You might ask why this is better than proportional representation. Some advocates of pure proportional representation believe that an objective of the voting system should be to ensure parties have a share of seats in the legislature proportional to their first-preference votes. If some future Yukon Trump Party gets some political momentum and gets 15 percent of the vote, they should get 15 percent of the seats. This usually works with party leaders choosing lists of candidates, and the top names on their lists getting seats if the party gets enough overall votes.

There are two benefits of an Alaska-style system over proportional representation. First, you keep a close connection between representatives and their ridings, rather than choosing from a territory-wide list selected by party leaders. Second, you also keep fringe parties out of the legislature.

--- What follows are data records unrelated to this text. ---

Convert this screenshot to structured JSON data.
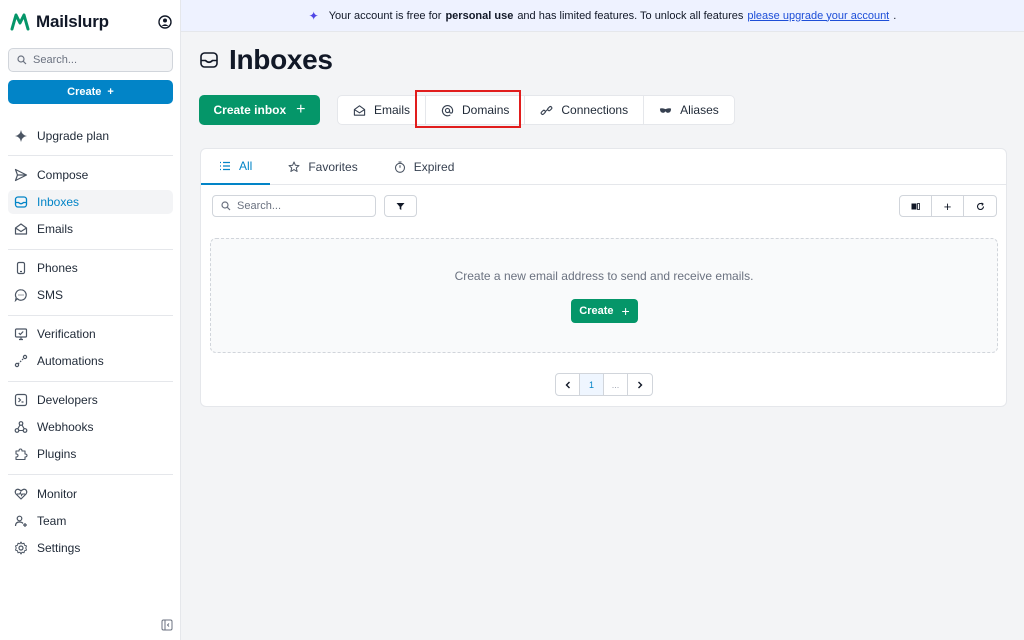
{
  "brand": {
    "name": "Mailslurp",
    "logo_color": "#059669"
  },
  "sidebar": {
    "search_placeholder": "Search...",
    "create_label": "Create",
    "items": [
      {
        "label": "Upgrade plan",
        "icon": "sparkle-icon"
      },
      {
        "label": "Compose",
        "icon": "send-icon"
      },
      {
        "label": "Inboxes",
        "icon": "inbox-icon",
        "active": true
      },
      {
        "label": "Emails",
        "icon": "envelope-open-icon"
      },
      {
        "label": "Phones",
        "icon": "phone-icon"
      },
      {
        "label": "SMS",
        "icon": "chat-icon"
      },
      {
        "label": "Verification",
        "icon": "monitor-check-icon"
      },
      {
        "label": "Automations",
        "icon": "automation-icon"
      },
      {
        "label": "Developers",
        "icon": "terminal-icon"
      },
      {
        "label": "Webhooks",
        "icon": "webhook-icon"
      },
      {
        "label": "Plugins",
        "icon": "puzzle-icon"
      },
      {
        "label": "Monitor",
        "icon": "heartbeat-icon"
      },
      {
        "label": "Team",
        "icon": "users-icon"
      },
      {
        "label": "Settings",
        "icon": "gear-icon"
      }
    ]
  },
  "banner": {
    "prefix": "Your account is free for",
    "bold": "personal use",
    "middle": "and has limited features. To unlock all features",
    "link": "please upgrade your account",
    "suffix": "."
  },
  "page": {
    "title": "Inboxes",
    "create_inbox_label": "Create inbox",
    "segments": [
      {
        "label": "Emails",
        "icon": "envelope-open-icon"
      },
      {
        "label": "Domains",
        "icon": "at-icon"
      },
      {
        "label": "Connections",
        "icon": "link-icon"
      },
      {
        "label": "Aliases",
        "icon": "mask-icon"
      }
    ]
  },
  "card": {
    "tabs": [
      {
        "label": "All",
        "icon": "list-icon",
        "active": true
      },
      {
        "label": "Favorites",
        "icon": "star-icon"
      },
      {
        "label": "Expired",
        "icon": "timer-icon"
      }
    ],
    "search_placeholder": "Search...",
    "empty_text": "Create a new email address to send and receive emails.",
    "empty_create_label": "Create",
    "pagination": {
      "current": "1",
      "ellipsis": "..."
    }
  },
  "colors": {
    "accent": "#0284c7",
    "primary_green": "#059669",
    "highlight": "#e11d1d"
  }
}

Proportional representation’s aim to see all vote-getting parties in the Legislature seemed reasonable five years ago. But with the significant, and apparently continuing, rise in extremism and factionalism I’m not sure this is wise for us. Such voting systems encourage extremism. The lesson politicians in other countries have learned is that the best way to get elected is to stake out extreme positions and use social media to vilify the enemy and get attention, money and votes.

So, to me, the way Alaska-style ranked-preference voting encourages centrist candidates with majority support at the expense of extremists is a feature of the system, not a bug.

Another benefit of Alaska’s system is the way it weakens the party leader’s power. In our current first-past-the-post system, you don’t know how many good candidates your preferred party’s leader skipped over to select a friend or close supporter to run in your riding. In Alaska’s system, multiple candidates from the same party can run in the first stage.

A committee of the Yukon Legislature is now looking at options. The government has opened a survey on its consultation webpage.

This is nice. But it is no substitute for a binding voter plebiscite on whether to adopt a new system or not.

The vote in Alaska was close, with 50.6 percent in favour.

Yukoners may decide to stick with first-past-the-post, as voters in other jurisdictions have done in the past. So be it. Changing our current voting system is important, but the only thing worse than our current system would be a system cooked up by our current politicians and foisted on Yukoners without a citizen vote to approve it.

There is lots not to like about Alaskan politics. But on their new system and having a citizen vote to approve it, they got things right.

Keith Halliday is a Yukon economist, author of the Aurore of the Yukon youth adventure novels and co-host of the Klondike Gold Rush History podcast. He is a Ma Murray award-winner for best columnist.